Kegel Founder John Davis Passes Away

John Davis had three priorities in life, according to a man who knew him well, Len Nicholson.

“No. 1 was his family,” said the host of the “Phantom Radio” internet talk show, and former laneman for the Professional Bowlers Assn. “No. 2 were his employees. And No. 3 were his friends.”

That life was cut short early this morning, when the founder and CEO of Kegel in Lake Wales, Fla., died of an apparent heart attack. He was 64.

What would become an international bowling maintenance supply company and world-class training center began with a single product — a lane-cleaning tool called the Key. According to Nicholson, Davis would go (bowling center) door to (bowling center) door with the product, demonstrate it, and take orders for it.

“He told me that once he’d made about 19 sales in a row, he knew he had a viable product,” Nicholson recalled. “He knew it was time to start production, and stop making them one at a time.”

In the years ahead, Kegel would produce an array of lane cleaning and conditioning products. When the company built a new headquarters facility in central Florida, a training center featuring all the technological bells and whistles was given a significant footprint.

While Davis and his staff worked to build the business, Davis remained keenly interested in and concerned about the condition of bowling as a sport. That led to Kegel providing lane conditioning machines, products and even personnel to the PBA and its regional program for a five-year period when the pro group was battling to stay afloat.

“What a lot of people don’t know is that John Davis provided all of that product and all of those man hours for free,” Nicholson said. “John could not imagine a viable bowling industry without a viable pro tour, so he did what he could to help. I would say his investment was valued at at least $5 million.”

With an eye toward getting bowling’s scoring situation under control, Nicholson said Davis supported “the idea of decreasing the friction of bowling lanes — even if it meant he would sell less lane oil.”
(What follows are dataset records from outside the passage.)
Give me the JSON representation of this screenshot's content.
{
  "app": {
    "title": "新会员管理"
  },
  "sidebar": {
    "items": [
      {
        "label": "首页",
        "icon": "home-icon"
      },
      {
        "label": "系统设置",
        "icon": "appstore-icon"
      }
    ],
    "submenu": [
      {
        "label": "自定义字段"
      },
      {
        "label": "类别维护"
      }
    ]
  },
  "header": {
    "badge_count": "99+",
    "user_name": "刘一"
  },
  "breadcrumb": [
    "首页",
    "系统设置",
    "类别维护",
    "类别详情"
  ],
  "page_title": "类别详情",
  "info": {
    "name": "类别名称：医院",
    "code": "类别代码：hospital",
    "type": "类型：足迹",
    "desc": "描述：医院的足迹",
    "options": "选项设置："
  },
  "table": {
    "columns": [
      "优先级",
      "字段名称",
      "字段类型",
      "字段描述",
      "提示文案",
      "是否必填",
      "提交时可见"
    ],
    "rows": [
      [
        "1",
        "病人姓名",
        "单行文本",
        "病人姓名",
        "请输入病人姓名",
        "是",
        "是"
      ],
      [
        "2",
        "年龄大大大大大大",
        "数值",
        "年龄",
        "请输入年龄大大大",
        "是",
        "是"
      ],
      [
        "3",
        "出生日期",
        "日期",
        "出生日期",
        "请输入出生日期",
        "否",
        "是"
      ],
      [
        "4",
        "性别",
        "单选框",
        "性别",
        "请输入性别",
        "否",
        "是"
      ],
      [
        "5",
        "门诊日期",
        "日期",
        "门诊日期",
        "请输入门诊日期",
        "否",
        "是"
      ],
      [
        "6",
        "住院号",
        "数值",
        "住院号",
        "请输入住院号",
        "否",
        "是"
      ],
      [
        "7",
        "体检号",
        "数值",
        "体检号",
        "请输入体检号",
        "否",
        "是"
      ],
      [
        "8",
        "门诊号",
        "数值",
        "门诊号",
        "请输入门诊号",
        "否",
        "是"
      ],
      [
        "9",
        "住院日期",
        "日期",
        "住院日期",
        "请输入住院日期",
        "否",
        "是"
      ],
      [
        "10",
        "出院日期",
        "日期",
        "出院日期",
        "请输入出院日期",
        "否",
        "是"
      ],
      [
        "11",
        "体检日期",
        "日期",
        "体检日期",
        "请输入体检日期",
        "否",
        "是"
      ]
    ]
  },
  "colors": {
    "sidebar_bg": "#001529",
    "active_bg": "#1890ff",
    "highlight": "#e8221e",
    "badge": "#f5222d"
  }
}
Davis was a strong proponent of “fairness,” and toward that end, Kegel would provide lane conditioning services to tournament organizers around the world, mostly events affiliated with the World Tenpin Bowling Assn. and its regional zones.

Because he was considered a "straight shooter" and a businessman whose heart was in the right place, Davis had a great many admirers in bowling.

“This is a great loss for all in our industry,” said Dave Wilson of Complete Bowling Service. “John was a true entrepreneur and a great man. I believe he always had bowling on his mind. He was the true ‘Phoenix’ in every sense of the word.”

“What a sad day,” echoed Gregg Pasdiora, President of NAIR. “I met John in 1981 and had many interesting conversations with him over the years. The bowling industry has lost a true friend, and friends like John don’t grow on trees.”

Early this morning, Kegel released this announcement on Davis’ passing:

“It is with great sadness that Kegel has to announce the passing of our founder and CEO, John M. Davis, age 64, who passed away this morning at his home in Winter Haven, Florida. John was a very generous and compassionate man and absolutely loved the sport of bowling. He built a company around the principles of taking care of others, no matter the cost. John leaves behind a legacy that will impact the sport of bowling and those who knew him forever. He will be sadly missed by his mother, wife, four brothers, three children and six grandchildren, along with his extended family at Kegel and throughout the bowling industry.”

Last year, Davis was honored by the Billiard and Bowling Institute of America with its Industry Service Award, and the Bowling Proprietors’ Association of America with its V.A. Wapensky Award.

Added long-time friend Nicholson: “John was the most generous man I have ever known. Position or power didn’t impress him; people did. He’d wear a pair of Levi’s to a black-tie ball. When you look at his body of work in bowling — and the people he touched... it’s just a sad, sad day.”